Essen. Der Islamforscher Muhammad Sven Kalisch in Münster hat einen folgenschweren Streit ausgelöst: Er bezweifelt die Existenz des Propheten Mohammed. Nun ist die Lehrer-Ausbildung für islamischen Religions-Unterricht ungeklärt.
Der Islam in Deutschland macht in diesen Tagen eine Aufsehen erregende Entwicklung durch. Dabei ist es zu einem folgenreichen Krach zwischen dem Koordinierungsrat der Muslime und Professor Muhammad Sven Kalisch von der Universität Münster gekommen. An seinem Centrum für Religiöse Studien sollen die ersten Lehrer für den islamischen Religionsunterricht ausgebildet werden.
Der Streit entzündete sich an Äußerungen des islamischen Theologen Kalisch über Mohammed. Kalisch sagt, „es kann nicht widerlegt werden, dass er gelebt hat, aber auch nicht bewiesen”. Er jedoch neige „zunehmend dazu, anzunehmen, dass er nicht gelebt hat, jedenfalls nicht so, wie ihn der Koran und die Hadithe, die Überlieferungen, beschreiben”. Zudem fordert er für die islamische Theologie eine historisch-kritische Forschung – sie berücksichtigt Zeitumstände bei der Koran-Auslegung.
Muslime kündigen die Zusammenarbeit auf
Starker Tobak für die organisierten Muslime. Sie beendeten die Zusammenarbeit im Beirat des Centrums für Religiöse Studien. Der Koordinierungsrat der Muslime (KRM) erklärte, er könne muslimischen Studenten nicht länger empfehlen, dort zu studieren. Dem KRM gehören die vier größten muslimischen Verbände an. „Wir können doch nicht den Propheten in Frage stellen”, sagte Ali Kizilkaya, Sprecher des KRM, der WAZ. „Die historisch-kritische Herangehensweise lehnen wir ab. Der Koran ist aus unserer Sicht vollkommen. Wir glauben, das ist Gottes Wort.”
Für das NRW-Wissenschaftsministerium hat der Streit Konsequenzen für die Lehrerausbildung in Münster. „Wenn vier Verbände dagegen sind, verliert die Ausbildung natürlich an Akzeptanz”, so ihr Sprecher Andre´ Zimmermann. „Wir müssen Alternativen suchen.” Da die Forschung frei ist, ist Kalisch davon aber nicht betroffen.
Ob der Streit auch Auswirkungen auf den von allen Seiten gewünschten bekenntnis-orientierten islamischen Religions-Unterricht hat, darüber gehen die Meinungen auseinander.

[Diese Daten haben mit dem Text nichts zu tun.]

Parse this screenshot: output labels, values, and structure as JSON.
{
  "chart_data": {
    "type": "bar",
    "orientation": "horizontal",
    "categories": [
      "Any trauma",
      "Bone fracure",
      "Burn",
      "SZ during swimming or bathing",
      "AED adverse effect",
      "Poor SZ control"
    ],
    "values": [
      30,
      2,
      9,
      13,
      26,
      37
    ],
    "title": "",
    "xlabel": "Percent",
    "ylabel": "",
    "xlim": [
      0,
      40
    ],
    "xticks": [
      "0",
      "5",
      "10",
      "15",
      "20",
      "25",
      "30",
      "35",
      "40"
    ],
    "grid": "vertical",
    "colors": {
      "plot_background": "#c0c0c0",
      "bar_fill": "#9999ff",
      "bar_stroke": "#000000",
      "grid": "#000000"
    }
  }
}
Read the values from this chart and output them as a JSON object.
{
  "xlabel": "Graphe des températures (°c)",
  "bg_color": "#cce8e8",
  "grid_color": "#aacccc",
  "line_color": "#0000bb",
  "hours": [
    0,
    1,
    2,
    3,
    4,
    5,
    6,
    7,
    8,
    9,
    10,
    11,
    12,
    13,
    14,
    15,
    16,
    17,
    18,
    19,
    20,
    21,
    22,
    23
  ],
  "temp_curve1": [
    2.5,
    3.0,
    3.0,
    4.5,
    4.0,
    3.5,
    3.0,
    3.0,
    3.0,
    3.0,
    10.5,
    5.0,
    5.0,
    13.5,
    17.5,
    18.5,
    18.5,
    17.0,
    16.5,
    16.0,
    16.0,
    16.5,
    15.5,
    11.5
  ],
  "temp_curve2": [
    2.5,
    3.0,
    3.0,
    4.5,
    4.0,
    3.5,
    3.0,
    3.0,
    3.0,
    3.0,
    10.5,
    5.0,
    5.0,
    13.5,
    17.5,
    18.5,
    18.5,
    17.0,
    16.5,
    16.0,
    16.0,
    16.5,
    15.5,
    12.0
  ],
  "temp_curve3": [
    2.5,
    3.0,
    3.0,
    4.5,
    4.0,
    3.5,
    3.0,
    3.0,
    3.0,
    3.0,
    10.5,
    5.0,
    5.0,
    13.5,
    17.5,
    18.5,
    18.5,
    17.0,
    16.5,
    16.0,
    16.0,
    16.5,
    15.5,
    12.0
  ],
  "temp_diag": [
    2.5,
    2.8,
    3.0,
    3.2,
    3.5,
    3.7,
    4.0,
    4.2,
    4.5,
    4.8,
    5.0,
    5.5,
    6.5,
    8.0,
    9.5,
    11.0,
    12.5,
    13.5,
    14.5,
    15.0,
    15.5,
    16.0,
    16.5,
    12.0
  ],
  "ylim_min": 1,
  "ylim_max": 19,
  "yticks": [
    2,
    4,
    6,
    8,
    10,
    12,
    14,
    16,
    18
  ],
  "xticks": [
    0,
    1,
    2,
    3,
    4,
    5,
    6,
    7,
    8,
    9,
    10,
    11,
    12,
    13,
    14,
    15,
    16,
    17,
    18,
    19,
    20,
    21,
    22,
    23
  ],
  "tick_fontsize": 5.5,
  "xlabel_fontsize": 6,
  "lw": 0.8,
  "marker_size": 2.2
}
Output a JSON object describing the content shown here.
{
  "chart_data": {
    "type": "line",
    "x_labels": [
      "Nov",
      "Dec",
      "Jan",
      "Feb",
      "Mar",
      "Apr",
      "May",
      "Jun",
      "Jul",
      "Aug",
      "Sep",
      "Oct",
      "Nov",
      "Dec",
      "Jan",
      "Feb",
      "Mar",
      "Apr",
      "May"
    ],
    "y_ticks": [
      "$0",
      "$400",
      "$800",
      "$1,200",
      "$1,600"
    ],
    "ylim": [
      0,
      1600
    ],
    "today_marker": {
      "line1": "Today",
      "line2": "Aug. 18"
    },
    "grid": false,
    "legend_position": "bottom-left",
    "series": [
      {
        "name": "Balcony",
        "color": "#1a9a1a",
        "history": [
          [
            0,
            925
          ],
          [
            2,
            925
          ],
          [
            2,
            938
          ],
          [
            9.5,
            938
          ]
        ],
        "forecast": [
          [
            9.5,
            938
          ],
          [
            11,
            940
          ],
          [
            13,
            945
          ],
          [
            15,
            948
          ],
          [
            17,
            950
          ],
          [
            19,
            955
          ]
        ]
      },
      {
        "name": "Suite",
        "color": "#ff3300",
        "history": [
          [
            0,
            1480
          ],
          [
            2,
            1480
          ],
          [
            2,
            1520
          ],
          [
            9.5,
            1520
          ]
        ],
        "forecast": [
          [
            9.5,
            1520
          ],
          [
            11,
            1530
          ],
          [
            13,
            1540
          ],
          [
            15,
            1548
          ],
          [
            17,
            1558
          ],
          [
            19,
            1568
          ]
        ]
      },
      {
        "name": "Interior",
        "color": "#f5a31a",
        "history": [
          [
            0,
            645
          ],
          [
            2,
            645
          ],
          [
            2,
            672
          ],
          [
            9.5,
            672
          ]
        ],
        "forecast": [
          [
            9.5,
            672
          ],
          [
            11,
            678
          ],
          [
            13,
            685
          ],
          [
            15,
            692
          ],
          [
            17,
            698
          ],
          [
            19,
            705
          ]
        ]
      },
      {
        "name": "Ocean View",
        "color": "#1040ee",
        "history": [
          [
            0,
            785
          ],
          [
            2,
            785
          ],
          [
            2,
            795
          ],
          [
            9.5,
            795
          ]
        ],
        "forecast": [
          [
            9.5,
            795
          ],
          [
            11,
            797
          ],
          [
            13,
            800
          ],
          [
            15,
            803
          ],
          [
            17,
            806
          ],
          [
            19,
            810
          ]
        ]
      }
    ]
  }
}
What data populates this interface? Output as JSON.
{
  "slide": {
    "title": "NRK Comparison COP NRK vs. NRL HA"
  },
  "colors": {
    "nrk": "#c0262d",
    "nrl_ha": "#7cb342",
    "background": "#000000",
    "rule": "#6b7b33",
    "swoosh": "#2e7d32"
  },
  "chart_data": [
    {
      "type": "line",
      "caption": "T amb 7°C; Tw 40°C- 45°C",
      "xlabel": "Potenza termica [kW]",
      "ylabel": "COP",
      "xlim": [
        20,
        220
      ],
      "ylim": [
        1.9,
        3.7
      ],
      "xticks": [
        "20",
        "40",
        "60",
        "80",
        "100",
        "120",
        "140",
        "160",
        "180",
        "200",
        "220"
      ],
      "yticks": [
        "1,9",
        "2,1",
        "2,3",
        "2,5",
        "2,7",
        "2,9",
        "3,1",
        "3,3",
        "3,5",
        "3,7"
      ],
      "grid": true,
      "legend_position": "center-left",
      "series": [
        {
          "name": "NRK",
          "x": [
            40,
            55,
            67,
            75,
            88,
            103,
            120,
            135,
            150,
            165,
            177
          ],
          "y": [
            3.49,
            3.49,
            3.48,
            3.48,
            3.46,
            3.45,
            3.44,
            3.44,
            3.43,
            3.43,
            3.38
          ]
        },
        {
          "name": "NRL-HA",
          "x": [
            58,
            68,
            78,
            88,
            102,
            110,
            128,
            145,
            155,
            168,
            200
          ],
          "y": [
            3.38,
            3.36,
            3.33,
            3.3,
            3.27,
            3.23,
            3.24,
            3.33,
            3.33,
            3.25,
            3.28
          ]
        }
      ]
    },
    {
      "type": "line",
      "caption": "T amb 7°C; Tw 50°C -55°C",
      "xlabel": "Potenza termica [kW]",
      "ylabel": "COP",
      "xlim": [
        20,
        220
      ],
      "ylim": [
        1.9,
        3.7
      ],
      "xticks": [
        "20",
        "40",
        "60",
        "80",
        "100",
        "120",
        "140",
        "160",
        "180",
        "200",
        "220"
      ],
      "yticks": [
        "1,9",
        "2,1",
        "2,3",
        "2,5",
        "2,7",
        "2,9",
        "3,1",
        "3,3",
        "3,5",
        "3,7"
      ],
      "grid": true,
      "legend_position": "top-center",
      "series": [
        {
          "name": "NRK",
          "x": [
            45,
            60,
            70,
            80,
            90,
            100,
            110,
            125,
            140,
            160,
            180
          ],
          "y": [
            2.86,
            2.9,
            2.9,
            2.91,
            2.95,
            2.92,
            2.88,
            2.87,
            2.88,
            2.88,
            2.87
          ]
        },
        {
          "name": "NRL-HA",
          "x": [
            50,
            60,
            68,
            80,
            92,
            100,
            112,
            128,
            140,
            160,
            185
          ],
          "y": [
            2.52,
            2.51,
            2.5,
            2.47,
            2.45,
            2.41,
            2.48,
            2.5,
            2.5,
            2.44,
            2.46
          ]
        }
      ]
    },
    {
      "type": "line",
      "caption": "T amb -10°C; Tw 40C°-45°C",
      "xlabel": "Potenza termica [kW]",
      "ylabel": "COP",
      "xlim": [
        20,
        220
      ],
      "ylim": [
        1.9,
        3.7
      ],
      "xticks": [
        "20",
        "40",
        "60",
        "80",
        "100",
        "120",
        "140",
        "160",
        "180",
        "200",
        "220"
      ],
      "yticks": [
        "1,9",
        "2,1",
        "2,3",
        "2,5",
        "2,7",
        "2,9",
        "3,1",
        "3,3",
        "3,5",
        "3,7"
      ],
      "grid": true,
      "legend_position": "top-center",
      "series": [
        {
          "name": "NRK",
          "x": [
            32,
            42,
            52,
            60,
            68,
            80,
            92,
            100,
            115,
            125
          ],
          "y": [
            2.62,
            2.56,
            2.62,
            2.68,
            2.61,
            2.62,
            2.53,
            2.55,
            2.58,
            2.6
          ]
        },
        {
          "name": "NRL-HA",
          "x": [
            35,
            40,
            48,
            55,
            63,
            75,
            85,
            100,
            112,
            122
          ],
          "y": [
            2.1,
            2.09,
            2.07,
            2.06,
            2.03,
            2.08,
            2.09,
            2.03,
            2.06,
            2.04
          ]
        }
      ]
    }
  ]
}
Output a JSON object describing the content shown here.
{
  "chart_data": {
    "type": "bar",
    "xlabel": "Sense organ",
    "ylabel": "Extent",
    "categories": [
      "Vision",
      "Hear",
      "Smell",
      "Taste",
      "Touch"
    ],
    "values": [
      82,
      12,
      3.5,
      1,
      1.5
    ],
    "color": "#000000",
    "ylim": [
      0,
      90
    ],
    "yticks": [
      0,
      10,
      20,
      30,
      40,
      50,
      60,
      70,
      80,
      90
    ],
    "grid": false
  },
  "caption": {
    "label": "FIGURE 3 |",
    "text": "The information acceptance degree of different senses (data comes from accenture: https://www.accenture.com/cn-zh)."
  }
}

Er scheiterte bisher daran, dass dem Staat ein Partner für die Absprache über Lehr-Inhalte fehlt. Wenn der Koordinierungsrat jetzt beansprucht, eine Art Lehrbefugnis zu übernehmen, heißt das offenbar, dass sich die organisierten Muslime genau darauf verständigt haben. Das wäre eine neue Grundlage.
Der Streit indes kam für Experten nicht überraschend. Hans-Jörg Schmid von der katholischen Akademie Stuttgart, der Kalisch mehrfach zu Diskussionen einlud, macht auch strukturelle Bedingungen mitverantwortlich. „Das Verhältnis ist wohl auch deshalb angespannt, weil es bisher nur diesen einen Lehrstuhl für islamische Theologie gibt. Daher haben die muslimischen Verbände Professor Kalisch besonders in den Focus nehmen können.” Die Bundesländer sollten stattdessen bundesweit eine Fakultät für islamische Theologie mit mehreren Lehrstühlen einrichten. „Die könnten die Vielfalt des Islam dann besser abbilden als ein einziger Lehrstuhl.”